Ich glaube, es reiht sich so eine Perlenkette an Aha-Momente aneinander. Ich finde das ist immer wieder beeindruckend, wenn man auch so reflektiert, an welchem Punkt im Leben der Erkenntnisstand oder auch von der Haltung her sich Dinge verändern. Also zum Beispiel hab ich vor drei Jahren mein Kundenportfolio umstrukturiert. Vorher war ich auch viel für Kunden in Luxemburg tätig. Ich bin teilweise mit der Bahn gefahren oder dahin geflogen.

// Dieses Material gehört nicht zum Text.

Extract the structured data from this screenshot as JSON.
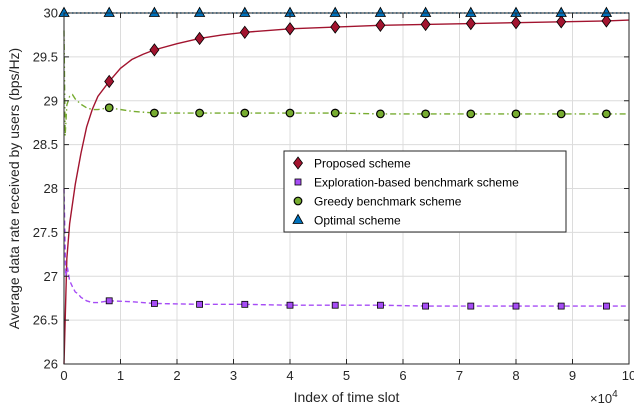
{
  "chart_data": {
    "type": "line",
    "xlabel": "Index of time slot",
    "ylabel": "Average data rate received by users (bps/Hz)",
    "x_multiplier_label": "×10",
    "x_multiplier_exponent": "4",
    "xlim": [
      0,
      100000
    ],
    "ylim": [
      26,
      30
    ],
    "x_ticks": [
      0,
      10000,
      20000,
      30000,
      40000,
      50000,
      60000,
      70000,
      80000,
      90000,
      100000
    ],
    "x_tick_labels": [
      "0",
      "1",
      "2",
      "3",
      "4",
      "5",
      "6",
      "7",
      "8",
      "9",
      "10"
    ],
    "y_ticks": [
      26,
      26.5,
      27,
      27.5,
      28,
      28.5,
      29,
      29.5,
      30
    ],
    "y_tick_labels": [
      "26",
      "26.5",
      "27",
      "27.5",
      "28",
      "28.5",
      "29",
      "29.5",
      "30"
    ],
    "grid": true,
    "legend_position": "center-right",
    "series": [
      {
        "name": "Proposed scheme",
        "color": "#A2142F",
        "linestyle": "solid",
        "marker": "diamond",
        "x": [
          0,
          500,
          1000,
          2000,
          3000,
          4000,
          5000,
          6000,
          8000,
          10000,
          12000,
          14000,
          16000,
          20000,
          24000,
          28000,
          32000,
          36000,
          40000,
          48000,
          56000,
          64000,
          72000,
          80000,
          88000,
          96000,
          100000
        ],
        "y": [
          26.0,
          27.2,
          27.6,
          28.05,
          28.4,
          28.7,
          28.9,
          29.05,
          29.22,
          29.37,
          29.47,
          29.53,
          29.58,
          29.65,
          29.71,
          29.75,
          29.78,
          29.8,
          29.82,
          29.84,
          29.86,
          29.87,
          29.88,
          29.89,
          29.9,
          29.91,
          29.92
        ],
        "marker_x": [
          8000,
          16000,
          24000,
          32000,
          40000,
          48000,
          56000,
          64000,
          72000,
          80000,
          88000,
          96000
        ]
      },
      {
        "name": "Exploration-based benchmark scheme",
        "color": "#A64CF5",
        "linestyle": "dashed",
        "marker": "square",
        "x": [
          0,
          300,
          600,
          1000,
          1500,
          2000,
          2500,
          3000,
          4000,
          5000,
          6000,
          8000,
          12000,
          16000,
          24000,
          32000,
          40000,
          48000,
          56000,
          64000,
          72000,
          80000,
          88000,
          96000,
          100000
        ],
        "y": [
          28.0,
          27.0,
          27.1,
          26.95,
          26.88,
          26.82,
          26.8,
          26.76,
          26.72,
          26.7,
          26.7,
          26.72,
          26.71,
          26.69,
          26.68,
          26.68,
          26.67,
          26.67,
          26.67,
          26.66,
          26.66,
          26.66,
          26.66,
          26.66,
          26.66
        ],
        "marker_x": [
          8000,
          16000,
          24000,
          32000,
          40000,
          48000,
          56000,
          64000,
          72000,
          80000,
          88000,
          96000
        ]
      },
      {
        "name": "Greedy benchmark scheme",
        "color": "#77AC30",
        "linestyle": "dashdot",
        "marker": "circle",
        "x": [
          0,
          200,
          500,
          1000,
          1500,
          2000,
          3000,
          4000,
          5000,
          6000,
          8000,
          12000,
          16000,
          24000,
          32000,
          40000,
          48000,
          56000,
          64000,
          72000,
          80000,
          88000,
          96000,
          100000
        ],
        "y": [
          29.8,
          28.6,
          28.95,
          29.05,
          29.07,
          29.02,
          28.96,
          28.92,
          28.9,
          28.9,
          28.92,
          28.88,
          28.86,
          28.86,
          28.86,
          28.86,
          28.86,
          28.85,
          28.85,
          28.85,
          28.85,
          28.85,
          28.85,
          28.85
        ],
        "marker_x": [
          8000,
          16000,
          24000,
          32000,
          40000,
          48000,
          56000,
          64000,
          72000,
          80000,
          88000,
          96000
        ]
      },
      {
        "name": "Optimal scheme",
        "color": "#0072BD",
        "linestyle": "dotted",
        "marker": "triangle",
        "x": [
          0,
          100000
        ],
        "y": [
          30.0,
          30.0
        ],
        "marker_x": [
          0,
          8000,
          16000,
          24000,
          32000,
          40000,
          48000,
          56000,
          64000,
          72000,
          80000,
          88000,
          96000
        ]
      }
    ]
  }
}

Auch in Polen hatte ich mehrere Kunden. Ich komme ja aus Hamburg, dann Standort Hamburg bzw. Lüneburg und war dann auch in Stuttgart. Ich bin wie ein Weltmeister durch die Gegend gefahren. Es war auch schon viel Bahn.

Aber dann habe ich beschlossen, dass ich jetzt anfange meine Kunden pro Portfolio umzustrukturieren und nur noch Neukunden annehme, die in drei Stunden Bahnradius zu erreichen sind. Wenn Sachen eben ausgelaufen sind, habe ich das nicht mehr aktualisiert. Ich habe neue Kunden dann auch gefunden und bin jetzt überwiegend in Berlin, Hamburg, Hannover unterwegs.

 

Und jetzt natürlich die ganze Digitalisierung. Das finde ich auch total klasse. Ich arbeite gerne so und ich habe mich da gleich von Anfang an auch voll reingeworfen. Ich habe versucht maximal kreativ zu sein, dass das nicht öde Sessions werden, sondern dass man da wirklich viel rausholen kann. Und dann diese kleinen Aha-Momente. Neulich hatte ich auch so eine komplizierte Anreise mit dem Zug und dann dachte ich, „okay, mit dem Auto bist du echt ne Stunde schneller da, du fährst jetzt Auto” und dann hab ich mich durchgerungen: “Nein, ich fahr jetzt Zug” und dann habe ich gemerkt, wie ich so einen kleinen Aha-Moment hatte. Wie ich so auf dem Gleis stand, irgendwie stolz war und mich richtig gefühlt hab. Flugscham finde ich schwierig. Ich finde Scham ist eh keine gute Emotion, die einen nachhaltig motiviert und Kraft gibt. Aber Zug-Stolz sozusagen, fühlte sich irgendwie gut an.

 

Ein anderer Aha-Momente auf der persönlichen Ebene ist: Mit Freunden zelte ich, seitdem die Kinder klein sind, einmal im Jahr bei Bekannten. Die haben so ein Waldgrundstück mit riesigen alten Buchen. Wir haben schon in den letzten vier, fünf Jahren gesehen, dass diese riesigen Buchen Pilzbefall hatten und zum Teil abgestorben sind. Aber direkt an dem Platz im Wald, wo wir zelten, ist so eine riesige Buche. Und als ich letztes Jahr hinkam, lag das Ding in der Mitte durchgebrochen quer durch den Wald.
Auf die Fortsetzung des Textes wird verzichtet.